Is SPIN Selling Too Old?

SPIN selling got popular in 1988, which is over 30 years ago.

As you might imagine, the sales world has changed quite a bit in the past 30 years. With the onset of email, smartphones, and other high-tech forms of communication, is SPIN selling obsolete?

The short answer to that question is no – and for a very simple reason.

Even though we’re communicating differently now compared to 1988, human nature and the psychology of decision making are still roughly the same.

Building trust, establishing rapport, and asking lots of discovery questions will still set you up for success – no matter what communication channels you’re using or even what products you’re selling.

Because of that, the SPIN methodology remains not only relevant, but popular – and it will likely remain popular for a very long time.

Examples of SPIN Selling Questions

Let’s take a look at some example questions you can use in the SPIN selling methodology.

Situation Questions

  1. How do you accomplish X?
  2. What process does your company use for X?
  3. What do you do at this company?
  4. Who’s responsible for X in your team?
  5. What tools do you currently use for X?
  6. Why did you choose these tools?
  7. Do you have a solid strategy in place for X?

Problem Questions

  1. How much time do you spend on X?
  2. How much are you currently paying for your tools to do X?
  3. What are the common failure points for this process?
  4. Is your product always reliable?
  5. Are you happy with your current vendor?
  6. What’s the biggest challenge you face with X?
  7. How many people are currently working on X?

Implication Questions

  1. How much money did you lose during your last outage?
  2. How much time do you think is wasted that way?
  3. If it wasn’t for [challenge], how much time would you save?
  4. What happened the last time this failed?
  5. How does this issue affect your KPIs?
  6. Are you happy with the efficiency of this process?
  7. How do your team members feel about this tool?

Need Payoff Questions

  1. What would your team members do if they had more time?
  2. How can X be simpler?
  3. What would a better tool look like?
  4. If you could double your productivity by switching products, would you?
  5. Would your team like a tool that does [x, y, and z]?
  6. What does your team need to succeed?
  7. How would productivity improve if you did X?

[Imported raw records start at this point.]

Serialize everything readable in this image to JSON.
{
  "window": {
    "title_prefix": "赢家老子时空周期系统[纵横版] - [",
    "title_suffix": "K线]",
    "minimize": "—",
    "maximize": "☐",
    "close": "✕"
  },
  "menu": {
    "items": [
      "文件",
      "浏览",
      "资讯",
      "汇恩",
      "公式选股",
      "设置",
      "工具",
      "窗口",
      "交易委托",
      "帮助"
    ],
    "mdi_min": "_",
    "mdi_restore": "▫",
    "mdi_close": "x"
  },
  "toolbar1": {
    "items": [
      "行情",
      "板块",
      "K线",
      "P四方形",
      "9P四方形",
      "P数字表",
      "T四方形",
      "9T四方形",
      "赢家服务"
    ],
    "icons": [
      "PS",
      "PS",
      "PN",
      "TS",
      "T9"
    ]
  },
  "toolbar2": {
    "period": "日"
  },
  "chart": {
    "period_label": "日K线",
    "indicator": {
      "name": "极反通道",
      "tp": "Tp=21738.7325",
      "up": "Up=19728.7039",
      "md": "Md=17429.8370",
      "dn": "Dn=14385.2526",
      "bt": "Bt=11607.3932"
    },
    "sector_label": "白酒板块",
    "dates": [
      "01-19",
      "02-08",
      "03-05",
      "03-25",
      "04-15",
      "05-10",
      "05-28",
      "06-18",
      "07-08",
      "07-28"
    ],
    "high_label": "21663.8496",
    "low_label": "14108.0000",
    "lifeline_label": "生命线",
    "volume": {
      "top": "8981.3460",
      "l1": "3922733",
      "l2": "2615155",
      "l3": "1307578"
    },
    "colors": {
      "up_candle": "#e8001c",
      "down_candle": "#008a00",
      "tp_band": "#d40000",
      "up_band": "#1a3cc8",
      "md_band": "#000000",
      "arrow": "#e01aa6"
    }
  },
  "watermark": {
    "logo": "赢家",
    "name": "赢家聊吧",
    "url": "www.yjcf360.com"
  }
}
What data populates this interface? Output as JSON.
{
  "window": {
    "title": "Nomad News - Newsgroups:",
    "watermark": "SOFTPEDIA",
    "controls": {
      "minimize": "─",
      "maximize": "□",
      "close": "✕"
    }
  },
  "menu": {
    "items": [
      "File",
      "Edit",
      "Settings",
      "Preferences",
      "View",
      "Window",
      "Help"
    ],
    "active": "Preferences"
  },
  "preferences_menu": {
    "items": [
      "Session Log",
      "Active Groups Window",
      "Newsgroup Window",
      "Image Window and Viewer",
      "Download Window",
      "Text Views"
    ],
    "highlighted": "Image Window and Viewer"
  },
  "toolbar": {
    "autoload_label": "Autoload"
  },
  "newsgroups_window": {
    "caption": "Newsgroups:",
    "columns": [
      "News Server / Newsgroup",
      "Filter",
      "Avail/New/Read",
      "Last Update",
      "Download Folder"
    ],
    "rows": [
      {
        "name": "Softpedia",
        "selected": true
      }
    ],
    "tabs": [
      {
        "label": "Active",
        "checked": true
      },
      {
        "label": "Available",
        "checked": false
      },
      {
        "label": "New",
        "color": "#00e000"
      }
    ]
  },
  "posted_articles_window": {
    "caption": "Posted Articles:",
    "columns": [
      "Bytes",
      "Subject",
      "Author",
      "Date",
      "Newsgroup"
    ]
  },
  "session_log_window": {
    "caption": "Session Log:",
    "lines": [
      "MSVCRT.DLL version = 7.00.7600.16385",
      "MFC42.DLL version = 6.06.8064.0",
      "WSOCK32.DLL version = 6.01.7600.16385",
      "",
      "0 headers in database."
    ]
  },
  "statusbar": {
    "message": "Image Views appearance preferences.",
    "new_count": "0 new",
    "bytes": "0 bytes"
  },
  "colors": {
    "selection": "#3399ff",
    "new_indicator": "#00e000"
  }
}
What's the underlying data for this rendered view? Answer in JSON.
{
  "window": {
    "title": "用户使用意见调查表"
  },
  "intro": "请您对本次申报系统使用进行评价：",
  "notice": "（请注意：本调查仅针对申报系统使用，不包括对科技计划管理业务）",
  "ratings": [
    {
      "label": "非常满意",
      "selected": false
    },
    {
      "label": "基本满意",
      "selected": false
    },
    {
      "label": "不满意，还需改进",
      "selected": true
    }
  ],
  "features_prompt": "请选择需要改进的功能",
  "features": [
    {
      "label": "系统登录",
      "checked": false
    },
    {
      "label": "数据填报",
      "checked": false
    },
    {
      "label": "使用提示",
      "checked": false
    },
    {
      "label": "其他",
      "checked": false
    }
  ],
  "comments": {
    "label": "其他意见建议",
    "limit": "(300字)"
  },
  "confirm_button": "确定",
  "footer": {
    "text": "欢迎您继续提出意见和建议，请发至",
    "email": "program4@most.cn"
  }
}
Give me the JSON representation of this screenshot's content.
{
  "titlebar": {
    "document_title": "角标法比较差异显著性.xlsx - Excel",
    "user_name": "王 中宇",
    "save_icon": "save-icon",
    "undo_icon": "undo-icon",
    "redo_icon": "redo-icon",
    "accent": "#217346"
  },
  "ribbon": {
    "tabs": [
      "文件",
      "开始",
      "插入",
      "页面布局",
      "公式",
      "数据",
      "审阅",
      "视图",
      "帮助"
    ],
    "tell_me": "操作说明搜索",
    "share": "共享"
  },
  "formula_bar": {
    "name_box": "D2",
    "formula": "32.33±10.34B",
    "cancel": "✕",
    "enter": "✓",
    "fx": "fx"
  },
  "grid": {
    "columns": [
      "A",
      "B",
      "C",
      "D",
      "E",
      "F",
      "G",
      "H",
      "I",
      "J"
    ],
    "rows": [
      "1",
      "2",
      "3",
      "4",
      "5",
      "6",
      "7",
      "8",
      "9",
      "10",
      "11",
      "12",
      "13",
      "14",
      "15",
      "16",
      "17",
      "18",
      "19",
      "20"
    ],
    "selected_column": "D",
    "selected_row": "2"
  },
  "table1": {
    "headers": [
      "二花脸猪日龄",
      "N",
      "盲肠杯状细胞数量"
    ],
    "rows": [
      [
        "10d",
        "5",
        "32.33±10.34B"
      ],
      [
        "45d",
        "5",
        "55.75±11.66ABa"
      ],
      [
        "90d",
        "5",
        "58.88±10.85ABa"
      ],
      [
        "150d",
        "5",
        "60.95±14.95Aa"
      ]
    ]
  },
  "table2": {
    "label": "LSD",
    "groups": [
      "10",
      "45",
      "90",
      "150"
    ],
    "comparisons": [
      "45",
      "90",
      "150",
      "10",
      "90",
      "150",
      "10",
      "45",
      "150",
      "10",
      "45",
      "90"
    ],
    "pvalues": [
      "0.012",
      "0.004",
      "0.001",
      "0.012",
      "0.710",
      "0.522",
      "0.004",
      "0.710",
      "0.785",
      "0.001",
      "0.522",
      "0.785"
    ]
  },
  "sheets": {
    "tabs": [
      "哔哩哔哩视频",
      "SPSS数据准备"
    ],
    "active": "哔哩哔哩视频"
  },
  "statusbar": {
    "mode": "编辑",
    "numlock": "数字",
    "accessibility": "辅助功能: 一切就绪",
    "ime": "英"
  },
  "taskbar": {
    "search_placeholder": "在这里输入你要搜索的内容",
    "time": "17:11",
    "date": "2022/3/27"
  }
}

Additional Tips for SPIN Selling

Want to get the most out of SPIN selling?

Here are some additional tips for you.

Be specific.

Your questions aren’t going to land if they’re too vague or generic. Modify my examples with more specific information.

For example, instead of “what would your team members do if they had more time?”, ask “would your team members do if they had 5 extra hours every week?”

Customize the questions.

Similarly, it’s a good idea to customize the questions for the specific prospect you’re conversing with. If you just ask the same list of generic questions, rapid-fire, it’s going to come off as insincere and repetitive.

Instead, try to get to know your customer before you talk to them, and come prepared with targeted questions for them.

Minimize questions.

Yes, questions are a big part of the SPIN selling methodology. But that doesn’t mean more questions is better.

Instead, it’s more efficient and more valuable for your prospects if you adopt a minimalistic approach. Only ask a handful of questions at a time – and make sure they count.

Listen and adapt.

It’s not enough to ask questions and get answers. You have to use those answers to fuel your approach. What are you learning about your prospect?

How can you incorporate that information into your next sales calls? Are you getting any customer feedback that can help you sell to other people?

Establish trust first.

Your first priority in the SPIN sales methodology is establishing trust and rapport. Don’t worry too much about overcoming sales objections, pitching your product, or even closing the sale; these things will come once you’ve established a clear line of trust.

Demonstrate expertise and authority.

In line with this, it’s important to demonstrate your expertise and authority on the subject. What makes you an expert? How can you showcase this to your client without deviating from your process?